Wondering about a great new energy-saving device
you found on the Internet? Then CLICK HERE!

Sorry. Jeff no longer answers questions online.
This will remain as a searchable
resource for all BHM website visitors.



Archive for the ‘Capacitors’ Category

 

Power Save 1200 or similar products

Thursday, May 21st, 2009

Jeff,

I came across an add for the Power Save 1200. Electricity flow “cleaner” with a 1K solar panel to connect without batteries. We are on the grid and looking to waste less and minimize our “footprint”. http://www.power-save1200.com/1200.html. They have an assortment of interesting products.

Would like your opinion.

Thank you!

Donna

Donna,

Even if we installed wind and solar equipment for free, no labor charges at all, just the hardware costs for either system would easily exceed many thousands of dollars, so anyone that claims they can do this for $299, tells me there may be more to the story. For example, the web site you referred me to is very interesting as it discusses in detail their solar grid-tie system, but no costs or sizes are given, and a grid-tie wind system, but no costs or sizes are given, then the ad goes into describing this power saving product with a $299 price, as if it included all the solar and wind features that were also listed as if this was all the same product.

Based on the very limited information provided as to how this “black box” can save up to 25% of your home’s utility usage, a figure I highly doubt, it appears to me this is just another capacitor bank with an added whole house surge suppressor. Yes, there are times when large motor or transformer loads on an electrical system can cause the voltage and current to be out of phase more than 90 degrees as required for maximum power conversion. However, I do not know any utility companies that measure this power factor penalty except for large commercial clients since this requires installing a separate power factor meter. It is highly doubtful that even if you had an extreme case of all kinds of motor and transformer loads in your home, odds are this is not being metered or is not enough to cause the type of added savings being claimed by this device. The only time we install equipment like this is for a large retail store with thousands of fluorescent lights, or a large industrial facility with all kinds of large motor loads.

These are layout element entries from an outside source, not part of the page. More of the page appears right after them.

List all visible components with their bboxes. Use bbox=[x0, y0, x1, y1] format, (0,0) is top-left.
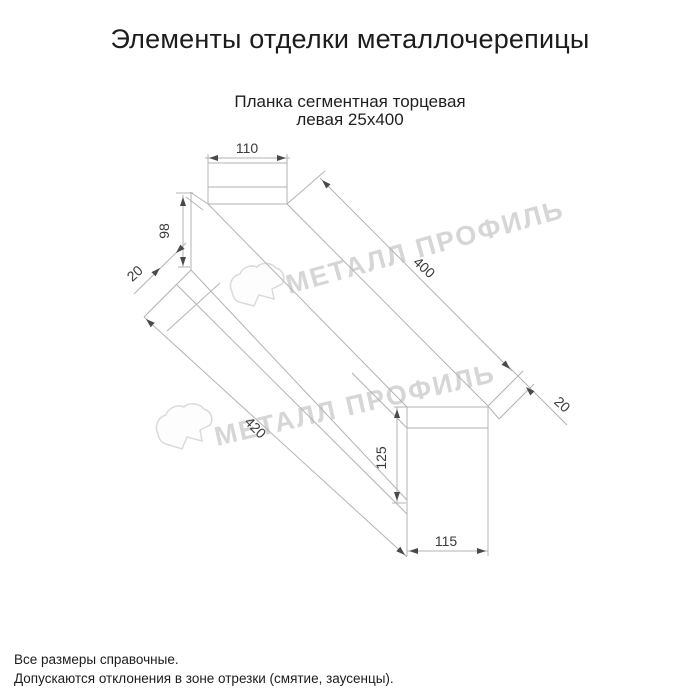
dim-label-bottom-width: 115 bbox=[435, 533, 458, 549]
watermark-logo-icon bbox=[230, 263, 283, 306]
watermark-lower: МЕТАЛЛ ПРОФИЛЬ bbox=[156, 358, 498, 452]
dim-label-left-fold: 20 bbox=[124, 262, 146, 284]
page: Элементы отделки металлочерепицы Планка … bbox=[0, 0, 700, 700]
dim-label-top-width: 110 bbox=[236, 140, 259, 156]
footer-note-1: Все размеры справочные. bbox=[14, 650, 394, 669]
dim-label-right-height: 125 bbox=[373, 446, 389, 470]
watermark-logo-icon bbox=[156, 404, 211, 449]
footer-notes: Все размеры справочные. Допускаются откл… bbox=[14, 650, 394, 688]
dimension-arrows bbox=[144, 155, 534, 557]
technical-drawing: МЕТАЛЛ ПРОФИЛЬ МЕТАЛЛ ПРОФИЛЬ bbox=[0, 0, 700, 700]
watermark-upper: МЕТАЛЛ ПРОФИЛЬ bbox=[230, 194, 567, 306]
dim-label-left-height: 98 bbox=[156, 223, 172, 239]
footer-note-2: Допускаются отклонения в зоне отрезки (с… bbox=[14, 669, 394, 688]
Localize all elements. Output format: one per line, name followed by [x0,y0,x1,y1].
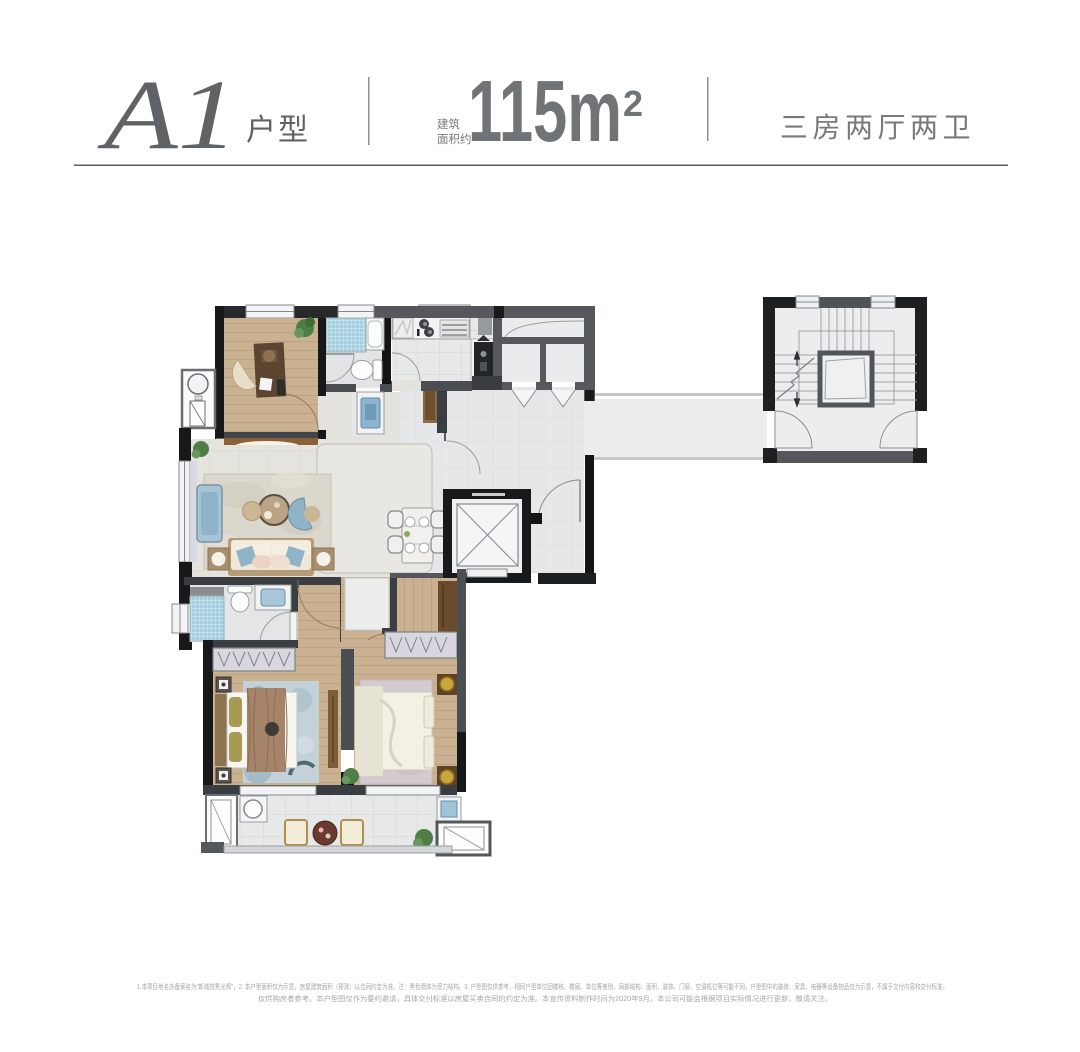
svg-text:115m: 115m [468,63,622,160]
svg-text:1.本项目地名办备案名为"新城悦隽光辉"，2. 本户型面积仅: 1.本项目地名办备案名为"新城悦隽光辉"，2. 本户型面积仅为示意，房屋建筑面积… [137,982,948,991]
svg-text:2: 2 [623,83,643,124]
svg-text:A1: A1 [97,59,238,170]
svg-text:户型: 户型 [246,114,310,147]
svg-text:三房两厅两卫: 三房两厅两卫 [780,112,975,143]
svg-text:面积约: 面积约 [437,132,472,146]
svg-text:建筑: 建筑 [437,117,460,131]
svg-text:仅供购房者参考。本户型图仅作为要约邀请，具体交付标准以房屋买: 仅供购房者参考。本户型图仅作为要约邀请，具体交付标准以房屋买卖合同的约定为准。本… [258,994,832,1003]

As far as the mentioned benefit for having a surge suppressor, yes this can save your appliances from damage if there is a major voltage surge on the utility line like lightning nearby, but you can buy a whole house surge suppressor at Lowes for about $40.00.

I suggest that you first contact your local utility to see if they even measure power factor on their residential meters, and if they do, ask them what this added utility cost is. If it is not metered by the utility, the only benefit I can see to adding a capacitor bank would be if your power factor was so bad that it was increasing the actual VA metered usage, and for that you would need a whole house-full of motor and ballast loads to realize these kinds of savings.

I say read the small print on anything like this since the basic information being offered before the sale is too limited to actually know what you are buying, how it works, and how they are measuring their very high utility savings. Odds are this sample case is nothing like your home.

Buyer beware,

Jeff Yago

 

Ultra-capacitors

Friday, October 17th, 2008

Dear Jeff,

I’ve read recently about ultra-capacitors which can store and deliver large amounts of energy quickly. Can they be useful in a solar system battery bank? I’m specifically interested in whether large sudden loads degrade the batteries and if these caps can extend battery life.

Thanks,

Ron

Ron:

I may be a little rusty on my electronics, but as I understand it, most of these high-power storage capacitors are used for very fast discharge and slow re-charge applications, and are very large and very expensive. In addition, many of the larger units can store a lethal jolt of electricity for long periods without any electrical connection and must be handled carefully. Think of the capacitors used to charge up the heart stopping jolt they release in a heart defibrillator.

I have seen a few smaller sized projects using a capacitor for power storage to power very low power loads like LED lights overnight, but these have been small applications. Most likely what you are hearing about are applications requiring very fast response times like a computer system UPS power supply to carry the loads for a few seconds until a backup generator can be started and up to speed.

There is lots of research going on in these areas and I am sure we will be seeing some amazing technology in the next few years.